2.2. Sensor Construction

An FBG (15 mm) was encased inside a short (3.5 cm) stainless steel cylinder (1.587 mm OD × 0.762 mm ID) (Figure 1). Two types of adhesives, epoxy (Devcon 5 min) and urethane (U1 urethane) were used separately to bond the FBG to the cylinder to test their respective strain transfer behavior. A superelastic tube (0.71 mm OD × 0.51 mm ID) protected the rest of the fiber, while a thicker superelastic rod (0.6 mm diameter, 10 mm length) was bonded to the distal tip of the cylinder to act as a strain transfer member.

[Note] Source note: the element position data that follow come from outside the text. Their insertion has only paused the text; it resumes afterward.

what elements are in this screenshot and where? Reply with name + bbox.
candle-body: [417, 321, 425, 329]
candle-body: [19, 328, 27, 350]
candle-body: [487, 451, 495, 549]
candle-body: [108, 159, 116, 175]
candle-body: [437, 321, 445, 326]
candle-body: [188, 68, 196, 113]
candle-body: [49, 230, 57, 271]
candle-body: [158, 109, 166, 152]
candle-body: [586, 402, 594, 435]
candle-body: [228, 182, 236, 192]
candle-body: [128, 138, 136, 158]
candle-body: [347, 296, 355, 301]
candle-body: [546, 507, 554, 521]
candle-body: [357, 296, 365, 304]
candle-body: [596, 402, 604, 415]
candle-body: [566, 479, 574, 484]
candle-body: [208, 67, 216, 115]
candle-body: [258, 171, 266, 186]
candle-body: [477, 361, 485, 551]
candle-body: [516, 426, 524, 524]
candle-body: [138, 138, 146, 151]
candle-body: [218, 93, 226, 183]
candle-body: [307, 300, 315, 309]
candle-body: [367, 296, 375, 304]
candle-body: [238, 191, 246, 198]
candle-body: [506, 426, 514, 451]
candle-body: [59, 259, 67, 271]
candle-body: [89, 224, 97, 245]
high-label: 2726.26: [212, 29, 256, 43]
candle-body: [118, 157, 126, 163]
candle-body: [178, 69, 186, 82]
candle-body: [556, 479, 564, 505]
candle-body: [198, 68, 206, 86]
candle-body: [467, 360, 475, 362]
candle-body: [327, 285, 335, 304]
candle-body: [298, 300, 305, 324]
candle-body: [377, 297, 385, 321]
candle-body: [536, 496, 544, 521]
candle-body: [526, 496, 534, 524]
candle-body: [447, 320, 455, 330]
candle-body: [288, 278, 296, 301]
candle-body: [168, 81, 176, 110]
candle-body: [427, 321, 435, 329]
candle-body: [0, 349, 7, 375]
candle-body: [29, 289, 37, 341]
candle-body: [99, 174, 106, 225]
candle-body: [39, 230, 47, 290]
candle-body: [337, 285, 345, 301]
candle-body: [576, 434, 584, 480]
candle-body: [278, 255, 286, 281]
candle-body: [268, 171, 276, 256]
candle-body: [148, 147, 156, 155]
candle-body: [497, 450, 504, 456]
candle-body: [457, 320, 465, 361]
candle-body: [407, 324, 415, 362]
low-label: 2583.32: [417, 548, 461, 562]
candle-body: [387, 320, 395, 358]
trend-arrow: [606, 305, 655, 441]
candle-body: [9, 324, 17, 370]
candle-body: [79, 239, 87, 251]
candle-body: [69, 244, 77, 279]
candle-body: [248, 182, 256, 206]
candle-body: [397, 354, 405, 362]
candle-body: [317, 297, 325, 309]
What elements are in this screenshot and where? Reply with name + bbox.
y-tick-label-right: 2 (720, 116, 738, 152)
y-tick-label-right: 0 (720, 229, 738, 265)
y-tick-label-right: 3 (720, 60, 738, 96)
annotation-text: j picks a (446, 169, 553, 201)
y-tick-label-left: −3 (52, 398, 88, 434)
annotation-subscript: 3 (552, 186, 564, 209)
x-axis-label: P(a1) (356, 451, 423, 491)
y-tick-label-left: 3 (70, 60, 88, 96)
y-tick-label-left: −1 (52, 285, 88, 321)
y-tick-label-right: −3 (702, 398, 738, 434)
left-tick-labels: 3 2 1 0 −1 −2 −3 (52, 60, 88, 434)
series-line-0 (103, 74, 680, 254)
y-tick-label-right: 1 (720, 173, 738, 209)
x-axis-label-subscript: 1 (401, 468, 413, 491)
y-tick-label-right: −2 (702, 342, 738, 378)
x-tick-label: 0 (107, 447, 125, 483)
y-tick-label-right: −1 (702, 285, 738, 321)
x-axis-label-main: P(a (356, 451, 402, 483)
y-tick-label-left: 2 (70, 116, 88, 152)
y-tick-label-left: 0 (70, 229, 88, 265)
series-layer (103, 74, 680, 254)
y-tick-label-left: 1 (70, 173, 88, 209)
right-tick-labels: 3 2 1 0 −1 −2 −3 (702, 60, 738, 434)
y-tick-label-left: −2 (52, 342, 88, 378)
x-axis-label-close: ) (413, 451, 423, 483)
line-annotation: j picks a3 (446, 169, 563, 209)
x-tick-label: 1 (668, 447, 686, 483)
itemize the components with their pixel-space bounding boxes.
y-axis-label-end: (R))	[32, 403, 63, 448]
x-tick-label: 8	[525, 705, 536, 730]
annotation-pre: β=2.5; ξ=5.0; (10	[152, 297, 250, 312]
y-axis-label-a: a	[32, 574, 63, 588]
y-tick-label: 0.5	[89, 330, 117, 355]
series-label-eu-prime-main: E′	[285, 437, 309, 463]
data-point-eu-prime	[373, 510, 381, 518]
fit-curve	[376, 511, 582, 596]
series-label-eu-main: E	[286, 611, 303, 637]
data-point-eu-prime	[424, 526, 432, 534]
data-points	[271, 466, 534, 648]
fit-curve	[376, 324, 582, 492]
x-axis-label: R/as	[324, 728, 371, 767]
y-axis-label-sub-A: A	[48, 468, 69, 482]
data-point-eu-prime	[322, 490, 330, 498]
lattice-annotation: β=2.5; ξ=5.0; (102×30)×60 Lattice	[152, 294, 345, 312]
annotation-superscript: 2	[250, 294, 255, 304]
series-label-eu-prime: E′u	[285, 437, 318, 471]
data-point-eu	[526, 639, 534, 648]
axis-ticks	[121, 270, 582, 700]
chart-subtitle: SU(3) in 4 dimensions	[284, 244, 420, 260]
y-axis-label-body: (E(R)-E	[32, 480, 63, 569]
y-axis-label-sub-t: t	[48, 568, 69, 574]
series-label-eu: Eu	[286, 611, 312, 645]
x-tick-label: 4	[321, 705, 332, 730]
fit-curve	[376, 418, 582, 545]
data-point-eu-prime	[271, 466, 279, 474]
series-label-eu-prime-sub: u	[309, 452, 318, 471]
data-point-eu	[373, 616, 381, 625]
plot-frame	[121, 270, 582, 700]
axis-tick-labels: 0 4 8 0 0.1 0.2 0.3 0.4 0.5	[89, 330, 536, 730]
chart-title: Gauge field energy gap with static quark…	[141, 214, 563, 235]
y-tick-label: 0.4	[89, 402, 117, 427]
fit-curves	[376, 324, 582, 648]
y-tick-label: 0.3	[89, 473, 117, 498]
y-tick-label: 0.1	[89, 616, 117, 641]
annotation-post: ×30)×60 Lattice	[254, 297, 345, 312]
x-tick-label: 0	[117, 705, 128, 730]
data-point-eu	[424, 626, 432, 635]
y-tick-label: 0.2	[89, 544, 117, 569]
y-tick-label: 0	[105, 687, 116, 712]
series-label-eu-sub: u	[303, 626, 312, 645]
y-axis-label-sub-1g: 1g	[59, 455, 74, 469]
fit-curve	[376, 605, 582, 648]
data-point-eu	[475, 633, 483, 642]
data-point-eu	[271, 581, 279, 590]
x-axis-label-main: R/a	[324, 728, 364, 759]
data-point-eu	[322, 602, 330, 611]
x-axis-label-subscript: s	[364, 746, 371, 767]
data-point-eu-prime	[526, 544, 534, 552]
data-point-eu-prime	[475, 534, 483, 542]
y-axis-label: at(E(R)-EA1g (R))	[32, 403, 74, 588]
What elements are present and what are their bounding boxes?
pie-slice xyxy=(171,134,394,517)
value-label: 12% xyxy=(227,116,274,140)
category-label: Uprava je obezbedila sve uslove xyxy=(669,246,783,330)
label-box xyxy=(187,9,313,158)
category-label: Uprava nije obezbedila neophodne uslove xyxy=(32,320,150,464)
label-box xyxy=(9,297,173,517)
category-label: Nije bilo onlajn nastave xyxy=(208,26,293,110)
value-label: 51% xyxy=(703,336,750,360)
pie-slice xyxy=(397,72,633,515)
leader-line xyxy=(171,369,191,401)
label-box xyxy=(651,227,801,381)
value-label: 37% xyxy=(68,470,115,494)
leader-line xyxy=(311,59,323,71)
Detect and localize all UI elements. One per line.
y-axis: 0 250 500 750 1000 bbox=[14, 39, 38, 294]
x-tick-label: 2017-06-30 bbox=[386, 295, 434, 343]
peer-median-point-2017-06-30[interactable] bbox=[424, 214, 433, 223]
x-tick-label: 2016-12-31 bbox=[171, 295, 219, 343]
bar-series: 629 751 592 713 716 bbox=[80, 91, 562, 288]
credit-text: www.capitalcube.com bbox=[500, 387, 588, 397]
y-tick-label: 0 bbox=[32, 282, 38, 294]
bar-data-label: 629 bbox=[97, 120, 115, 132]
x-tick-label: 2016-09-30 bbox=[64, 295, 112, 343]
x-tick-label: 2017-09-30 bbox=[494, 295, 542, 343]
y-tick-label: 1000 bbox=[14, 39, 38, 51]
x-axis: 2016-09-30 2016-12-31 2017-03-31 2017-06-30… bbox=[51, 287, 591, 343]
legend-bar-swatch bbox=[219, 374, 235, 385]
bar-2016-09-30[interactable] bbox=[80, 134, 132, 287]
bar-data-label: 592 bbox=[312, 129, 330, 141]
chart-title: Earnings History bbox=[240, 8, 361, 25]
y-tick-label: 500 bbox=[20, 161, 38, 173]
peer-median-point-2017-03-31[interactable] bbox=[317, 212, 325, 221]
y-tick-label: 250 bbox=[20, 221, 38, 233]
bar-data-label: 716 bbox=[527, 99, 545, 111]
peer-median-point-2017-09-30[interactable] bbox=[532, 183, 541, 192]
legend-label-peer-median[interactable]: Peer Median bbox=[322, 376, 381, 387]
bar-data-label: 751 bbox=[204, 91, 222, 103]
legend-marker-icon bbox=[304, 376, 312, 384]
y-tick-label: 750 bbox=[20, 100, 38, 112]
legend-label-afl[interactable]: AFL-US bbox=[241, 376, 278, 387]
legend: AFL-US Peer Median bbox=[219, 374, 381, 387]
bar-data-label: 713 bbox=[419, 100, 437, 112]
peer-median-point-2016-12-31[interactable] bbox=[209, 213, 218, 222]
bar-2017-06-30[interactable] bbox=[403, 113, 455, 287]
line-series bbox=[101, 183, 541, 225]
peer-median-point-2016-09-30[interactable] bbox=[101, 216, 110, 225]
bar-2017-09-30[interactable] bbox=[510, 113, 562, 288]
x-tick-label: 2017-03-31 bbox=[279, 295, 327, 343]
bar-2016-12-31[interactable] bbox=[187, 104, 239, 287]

The superelastic tube was inserted into the steel cylinder approximately 3 mm while the rod was inserted about 2 mm into the cylinder on the opposite side. The FBG was fully encased inside the cylinder, with the distal tip of the fiber less than 1 mm away from the superelastic rod. All components were then housed into an OFNR fiber optic jacket (2.6 mm OD × 1.8 mm ID). As an important step to prevent blood infiltration to the components, the jacket was melted over the superelastic rod to create a blunt tip. Overall, the size and flexibility of the sensor were similar to an 8Fr ablation catheter.

Pressing of the catheter tip against a surface will produce a force vector that acts upon the superelastic rod. The force vector comprises of axial and lateral components, which correspondingly translate into compressive and tensile strains experienced by the FBG. Compressive and tensile strains correspond to negative and positive shifts in the Bragg wavelength, respectively. However, at this stage, a separation of the two forces has not yet been implemented; in other words, the acquired data (see Results section) is the superposition of these strains. Thus, the more perpendicular the catheter is to the surface, the more the Bragg wavelength will tend to shift downwards due to the dominance of compressive forces. Buckling and high contact angles (θ in Figure 1(A)) will induce lateral force components as well as encourage bending at the tube-cylinder junction and also at the cylinder itself, thus producing positive wavelength shifts during contact.

3. Experimental Setup

Two live male sheep were used during the study. A thoracotomy was performed to gain direct access to the heart (Figure 2). The pericardial sac was partially excised to reveal the epicardium of the left atrium. Small incisions were made on the left atrium to allow entry for sensors, and purse strings were tightened around the wound to reduce blood loss. For the initial part of the experiment, the catheter alternated between resting in the space of the chamber or perpendicularly pressing against the endocardial surface. Towards the end of the surgery, the catheters were pushed through the wall of the left atrium to induce mechanical perforation of the left atrial myocardium. Actively used sensors were grasped directly about six to nine cm from the tip, depending of the insertion depth of the sensor. Occasionally, forceps were used to grasp the left atrial epicardium and pulled back onto the sensor to facilitate perforation.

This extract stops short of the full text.